Last Friday we visited Burma. We needed to go for our monthly ‘Visa Run’ so we went down to a town called Mae Sot on the Thai/Burma border. The population’s officially forty thousand, but unofficially a lot more. Renewing your visa is a bit of an ordeal - first you have to leave Thailand, cross no-mans land in the form of “The Thai-Myanmar Friendship Bridge”, then you reach the Burma border. Once you have handed over your passport they check your name in their books. Like borders in Africa, everything’s manual, no computers in sight and to be honest, it’s a lot easier. They have books for each country it seems with lists of names in them. They’re supposedly looking for any threat to Burma i.e. journalists, human rights workers, people working with refugees that kind of thing - basically anyone who doesn’t agree with the regime, anyone who’s a free thinker. ‘Fortunately’ in this case we don’t’ qualify so we just handed over our $20 and were offered the chance to look around Myawadi (the Burmese side of the bridge). We declined.

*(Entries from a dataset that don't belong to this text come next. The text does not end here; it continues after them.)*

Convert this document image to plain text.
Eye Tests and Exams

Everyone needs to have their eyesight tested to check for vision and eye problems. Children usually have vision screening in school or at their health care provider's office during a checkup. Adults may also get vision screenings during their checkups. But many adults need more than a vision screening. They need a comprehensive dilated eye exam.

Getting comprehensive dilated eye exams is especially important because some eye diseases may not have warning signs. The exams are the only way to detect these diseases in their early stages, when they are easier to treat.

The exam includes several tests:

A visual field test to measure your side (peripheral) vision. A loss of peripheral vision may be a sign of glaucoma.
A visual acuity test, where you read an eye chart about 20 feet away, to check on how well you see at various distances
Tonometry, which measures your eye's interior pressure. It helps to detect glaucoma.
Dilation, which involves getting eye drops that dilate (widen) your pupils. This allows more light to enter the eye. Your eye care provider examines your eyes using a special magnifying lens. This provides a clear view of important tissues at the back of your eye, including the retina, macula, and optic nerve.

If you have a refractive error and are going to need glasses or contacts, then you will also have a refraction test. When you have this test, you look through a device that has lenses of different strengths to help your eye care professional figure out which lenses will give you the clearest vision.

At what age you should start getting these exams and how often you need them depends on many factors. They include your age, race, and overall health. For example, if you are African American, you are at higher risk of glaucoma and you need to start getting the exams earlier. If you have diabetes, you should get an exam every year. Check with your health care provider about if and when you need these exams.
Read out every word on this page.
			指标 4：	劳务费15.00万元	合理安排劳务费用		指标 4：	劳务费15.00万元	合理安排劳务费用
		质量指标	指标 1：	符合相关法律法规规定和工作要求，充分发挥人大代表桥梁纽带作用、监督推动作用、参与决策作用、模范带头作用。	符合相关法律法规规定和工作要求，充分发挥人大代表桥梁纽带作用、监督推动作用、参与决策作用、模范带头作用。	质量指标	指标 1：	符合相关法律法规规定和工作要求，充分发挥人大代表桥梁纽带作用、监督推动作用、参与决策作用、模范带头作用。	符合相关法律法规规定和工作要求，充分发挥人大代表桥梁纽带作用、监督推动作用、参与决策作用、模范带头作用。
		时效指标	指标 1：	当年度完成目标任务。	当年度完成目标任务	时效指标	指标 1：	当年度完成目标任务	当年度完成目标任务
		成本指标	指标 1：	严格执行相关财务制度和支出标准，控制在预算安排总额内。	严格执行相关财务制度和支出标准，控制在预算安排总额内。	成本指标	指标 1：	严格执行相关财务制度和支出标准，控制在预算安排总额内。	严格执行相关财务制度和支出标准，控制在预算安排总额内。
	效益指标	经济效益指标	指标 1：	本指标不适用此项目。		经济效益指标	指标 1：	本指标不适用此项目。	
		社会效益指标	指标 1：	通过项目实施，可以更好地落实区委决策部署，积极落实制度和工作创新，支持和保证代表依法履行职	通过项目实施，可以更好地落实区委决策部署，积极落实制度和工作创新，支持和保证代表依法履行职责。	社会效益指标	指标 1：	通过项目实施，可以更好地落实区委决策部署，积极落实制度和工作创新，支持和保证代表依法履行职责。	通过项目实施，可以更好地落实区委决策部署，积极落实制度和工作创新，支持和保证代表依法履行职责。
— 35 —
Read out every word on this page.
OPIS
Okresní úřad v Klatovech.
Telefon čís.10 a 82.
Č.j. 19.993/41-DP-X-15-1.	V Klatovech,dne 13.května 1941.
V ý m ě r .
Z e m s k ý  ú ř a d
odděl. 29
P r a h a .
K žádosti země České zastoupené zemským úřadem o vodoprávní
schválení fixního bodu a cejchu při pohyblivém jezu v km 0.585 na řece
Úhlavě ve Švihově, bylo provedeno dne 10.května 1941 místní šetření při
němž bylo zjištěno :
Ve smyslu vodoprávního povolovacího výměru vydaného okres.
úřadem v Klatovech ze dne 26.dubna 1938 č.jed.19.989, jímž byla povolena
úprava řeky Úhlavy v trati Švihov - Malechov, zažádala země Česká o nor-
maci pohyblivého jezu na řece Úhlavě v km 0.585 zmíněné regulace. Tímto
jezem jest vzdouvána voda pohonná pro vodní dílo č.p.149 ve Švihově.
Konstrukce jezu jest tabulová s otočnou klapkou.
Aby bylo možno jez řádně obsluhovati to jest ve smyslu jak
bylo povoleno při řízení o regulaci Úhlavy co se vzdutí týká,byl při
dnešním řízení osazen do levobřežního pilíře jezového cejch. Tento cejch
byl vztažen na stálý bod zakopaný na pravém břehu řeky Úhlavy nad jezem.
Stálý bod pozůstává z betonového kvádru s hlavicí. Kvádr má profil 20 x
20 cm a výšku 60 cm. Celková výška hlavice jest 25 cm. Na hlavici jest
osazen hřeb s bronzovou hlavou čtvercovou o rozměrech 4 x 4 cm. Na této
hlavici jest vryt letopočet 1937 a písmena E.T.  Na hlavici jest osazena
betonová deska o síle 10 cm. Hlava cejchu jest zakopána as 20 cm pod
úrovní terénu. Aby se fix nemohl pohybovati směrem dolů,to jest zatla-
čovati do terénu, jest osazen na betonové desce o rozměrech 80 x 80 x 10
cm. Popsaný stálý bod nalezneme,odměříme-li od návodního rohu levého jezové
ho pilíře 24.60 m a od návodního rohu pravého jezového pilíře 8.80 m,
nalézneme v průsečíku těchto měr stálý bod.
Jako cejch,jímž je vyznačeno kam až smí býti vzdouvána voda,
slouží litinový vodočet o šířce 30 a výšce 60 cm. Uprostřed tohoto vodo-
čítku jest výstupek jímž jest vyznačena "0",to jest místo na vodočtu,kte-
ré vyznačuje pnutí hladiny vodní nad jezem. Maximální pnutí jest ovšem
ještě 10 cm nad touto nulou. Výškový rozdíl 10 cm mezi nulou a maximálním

That was us done, another month in Thailand. Crossing the bridge, looking over the side you can spot people casually strolling across the river. One guy had what looked like an antique cabinet strapped to his back which seemed a bit odd. However, after looking round the stalls in Mae Sot you find they are filled with the most amazing artifacts. Abby spotted a field telephone from 1941 that we would have loved to have brought back but the thing was so heavy, we could never have got it home.